In a gesture aimed at deflecting impressions of damaging rivalry between himself, and Poroshenko, which have also alarmed Western governments, Yatseniuk raised his hand to the president and declared to cheers: “Here is my hand for carrying out all that you have just said from this tribune.
“This is our joint responsibility,” he added before striding over to Poroshenko and warmly embracing the president.
Volodymyr Hroisman, an ally of Ukrainian President Petro Poroshenko and deputy prime minister to the current premier Arseniy Yatensiuk, was elected the speaker of the Ukrainian parliament. He was approved with a vote of 359 for, 0 against, and 3 abstentions. Another 46 MPs did not vote.
The display of unity was scripted in part for the eyes of Russia, which is backing Russian-speaking separatists in Ukraine’s industrial heartland in a conflagration that has killed more than 4,300 people.
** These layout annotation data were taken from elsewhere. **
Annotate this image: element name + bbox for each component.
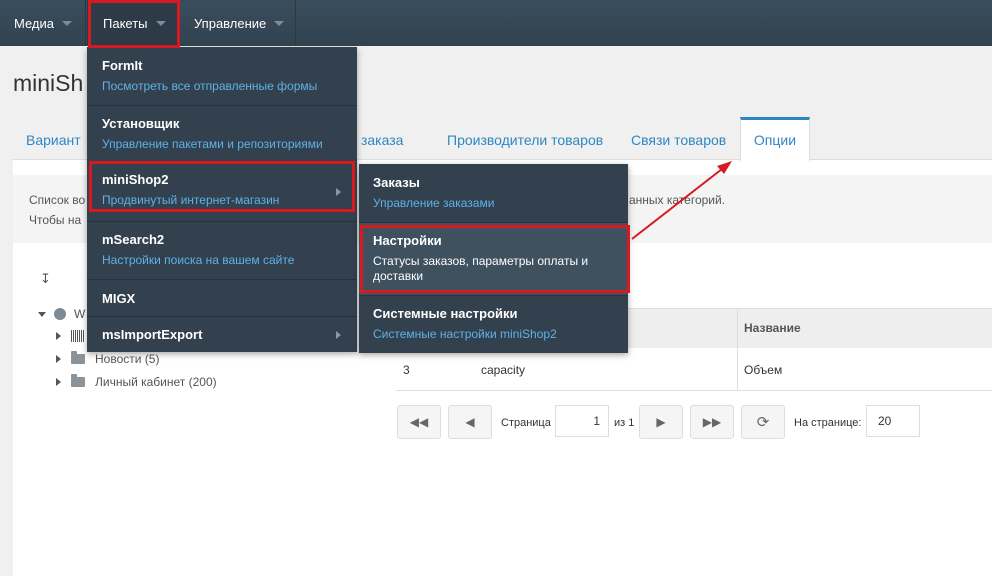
annotation-arrow (631, 161, 732, 240)
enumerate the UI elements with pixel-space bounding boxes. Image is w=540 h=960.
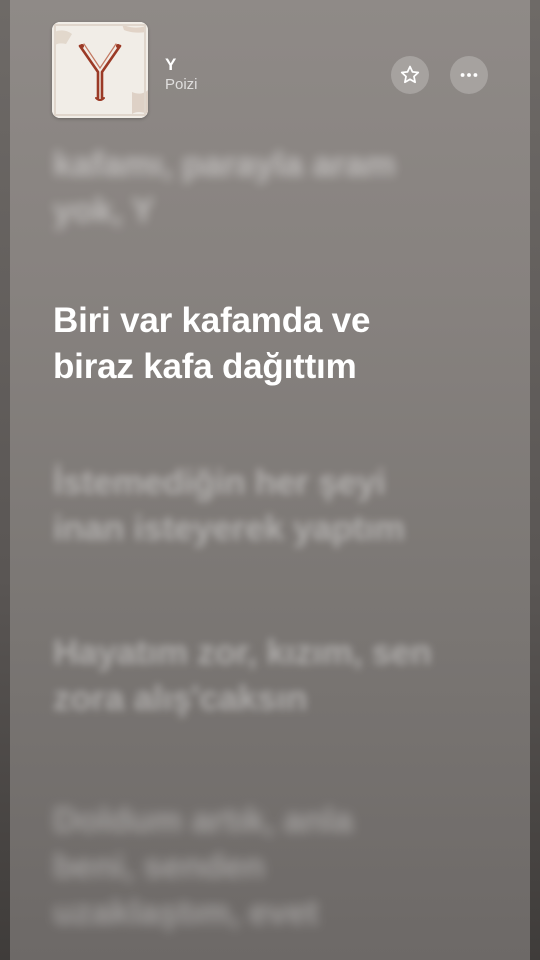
lyric-text: yok, Y	[53, 191, 155, 230]
now-playing-header: Y Poizi	[52, 22, 488, 118]
lyric-line-next[interactable]: İstemediğin her şeyi inan isteyerek yapt…	[53, 460, 493, 552]
lyric-text: Biri var kafamda ve	[53, 301, 371, 340]
lyric-text: beni, senden	[53, 847, 265, 886]
lyric-text: biraz kafa dağıttım	[53, 347, 357, 386]
more-options-button[interactable]	[450, 56, 488, 94]
track-info[interactable]: Y Poizi	[165, 55, 198, 95]
lyric-text: Doldum artık, anla	[53, 801, 353, 840]
album-artwork-image	[52, 22, 148, 118]
ellipsis-icon	[460, 73, 478, 77]
lyric-text: inan isteyerek yaptım	[53, 509, 405, 548]
track-artist: Poizi	[165, 76, 198, 93]
lyric-text: zora alış'caksın	[53, 679, 308, 718]
favorite-button[interactable]	[391, 56, 429, 94]
lyric-line-next[interactable]: Doldum artık, anla beni, senden uzaklaşt…	[53, 798, 493, 936]
sheet-edge-right	[530, 0, 540, 960]
lyric-line-current[interactable]: Biri var kafamda ve biraz kafa dağıttım	[53, 298, 493, 390]
lyric-text: Hayatım zor, kızım, sen	[53, 633, 432, 672]
lyric-text: İstemediğin her şeyi	[53, 463, 386, 502]
lyrics-screen: kafamı, parayla aram yok, Y Biri var kaf…	[0, 0, 540, 960]
lyric-text: kafamı, parayla aram	[53, 145, 396, 184]
lyric-line-next[interactable]: Hayatım zor, kızım, sen zora alış'caksın	[53, 630, 493, 722]
album-artwork[interactable]	[52, 22, 148, 118]
star-icon	[400, 65, 420, 84]
sheet-edge-left	[0, 0, 10, 960]
track-title: Y	[165, 55, 177, 74]
lyric-text: uzaklaştım, evet	[53, 893, 319, 932]
lyric-line-previous[interactable]: kafamı, parayla aram yok, Y	[53, 142, 493, 234]
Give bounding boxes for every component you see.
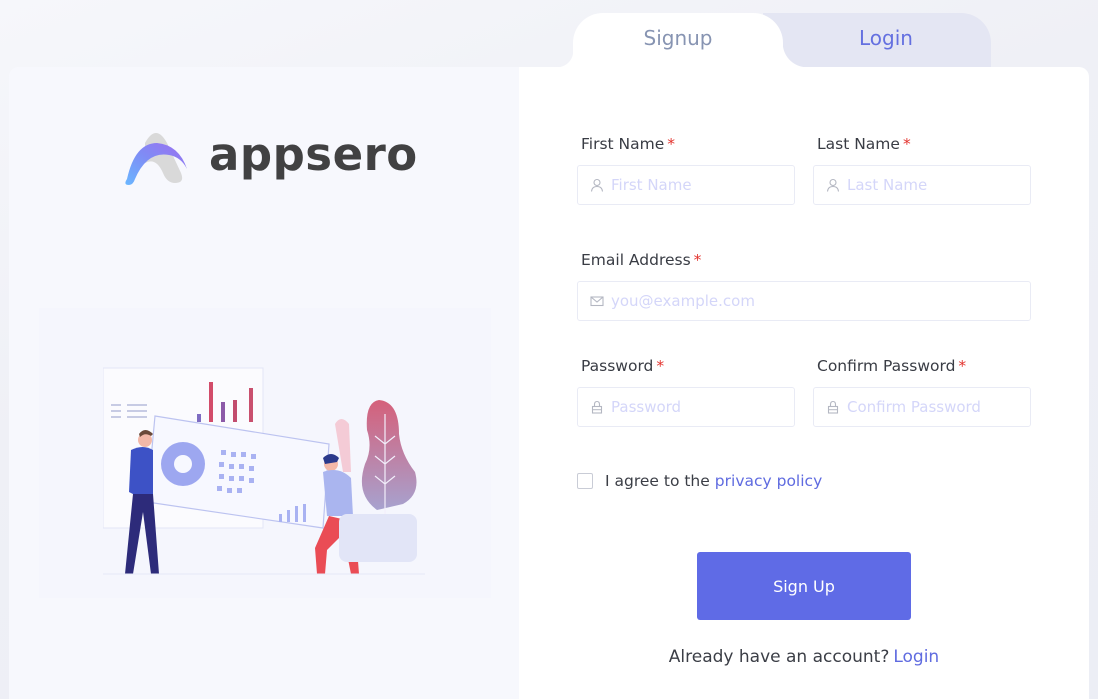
signup-form: First Name* Last Name* Email Address* Pa… [519, 67, 1089, 699]
last-name-label-text: Last Name [817, 135, 900, 153]
tab-signup[interactable]: Signup [557, 13, 807, 67]
required-asterisk: * [958, 357, 967, 375]
password-input[interactable] [611, 398, 794, 416]
lock-icon [827, 400, 839, 414]
email-label-text: Email Address [581, 251, 691, 269]
lock-icon [591, 400, 603, 414]
privacy-policy-link[interactable]: privacy policy [715, 472, 822, 490]
agree-checkbox[interactable] [577, 473, 593, 489]
user-icon [826, 178, 840, 192]
last-name-input[interactable] [847, 176, 1030, 194]
user-icon [590, 178, 604, 192]
first-name-label: First Name * [581, 135, 675, 153]
auth-tabs: Login Signup [557, 13, 991, 67]
required-asterisk: * [656, 357, 665, 375]
illustration-graphic [103, 367, 425, 575]
brand-name: appsero [209, 127, 418, 181]
appsero-logo: appsero [123, 125, 418, 187]
auth-card: appsero First Name * First Name Last Nam… [9, 67, 1089, 699]
login-link[interactable]: Login [893, 647, 939, 667]
agree-text: I agree to the [605, 472, 710, 490]
appsero-arc-logo-icon [125, 133, 187, 185]
envelope-icon [590, 296, 604, 307]
required-asterisk: * [667, 135, 676, 153]
first-name-label-text: First Name [581, 135, 665, 153]
password-field[interactable] [577, 387, 795, 427]
required-asterisk: * [902, 135, 911, 153]
confirm-password-label-text: Confirm Password [817, 357, 956, 375]
last-name-field[interactable] [813, 165, 1031, 205]
first-name-field[interactable] [577, 165, 795, 205]
login-prompt: Already have an account? Login [519, 647, 1089, 667]
password-label: Password * [581, 357, 664, 375]
last-name-label: Last Name * [817, 135, 911, 153]
team-dashboard-illustration [39, 308, 491, 598]
sign-up-button[interactable]: Sign Up [697, 552, 911, 620]
confirm-password-input[interactable] [847, 398, 1030, 416]
login-prompt-text: Already have an account? [668, 647, 890, 667]
email-label: Email Address * [581, 251, 701, 269]
password-label-text: Password [581, 357, 654, 375]
privacy-agreement: I agree to the privacy policy [577, 472, 822, 490]
required-asterisk: * [693, 251, 702, 269]
email-field[interactable] [577, 281, 1031, 321]
confirm-password-field[interactable] [813, 387, 1031, 427]
email-input[interactable] [611, 292, 1030, 310]
first-name-input[interactable] [611, 176, 794, 194]
brand-panel: appsero [9, 67, 519, 699]
confirm-password-label: Confirm Password * [817, 357, 966, 375]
Political parties in favour of closer links to the European Union scored a resounding victory in a 26 October election, handing Poroshenko a mandate to end the conflict and steer the ex-Soviet republic further out of Russia’s orbit towards Europe.
But there have been reports of disputes between Poroshenko and Yatseniuk over the sharing of portfolios in the new government, which may emerge next Tuesday.
Poroshenko said 100 percent of Ukrainians favoured a unitary state without federalisation, a political model that has been pushed by Russia, but is seen by Kyiv as a recipe for the country’s dismemberment.
“These are our warm wishes to those in the east or west who advise federalisation,” Poroshenko said sarcastically.
But he said the reality was that Ukraine would always have “to sleep with a revolver under the pillow”, an allusion to the perceived threat from Russia, which in turn sees Kyiv’s tilt towards the EU and NATO as menacing.
Poroshenko said support among Ukrainians for joining NATO had grown 3-4 fold this year, and Ukraine’s current non-aligned status no longer worked.
The crisis in Ukraine erupted after its former President Viktor Yanukovich cancelled plans to sign trade and political pacts with the EU in November 2013 and instead sought closer ties with Russia, triggering protests that turned bloody and drove him from power.
Moscow annexed Crimea in March following a referendum staged after Russian forces established control over the Black Sea peninsula in the biggest East-West crisis since the Cold War.
Pro-Russian militants control buildings in more than ten towns in eastern Ukraine after launching their uprising on 6 April. On 11 May pro-Moscow rebels declared a resounding victory in a referendum in Donetsk and Luhansk, which the West called illegal and illegitimate.
The fighting has escalated sharply after Ukrainian President Petro Poroshenko ordered on 1 July an assault on separatists. The EU's resolve to punish Russia strengthened after the downing in Ukraine on 17 July of a Malaysia Airlines passenger plane, killing all 298 people on board. 194 of the passengers were from the Netherlands.
Western leaders say pro-Russian rebels almost certainly shot the airliner down by mistake with a Russian-supplied surface-to-air missile. Moscow has blamed Kyiv for the tragedy.
On 27 August NATO and the U.S. said Russian incursions into Ukraine took an ‘overt and obvious form’ and on 28 August Poroshenko said Russia had invaded Ukraine.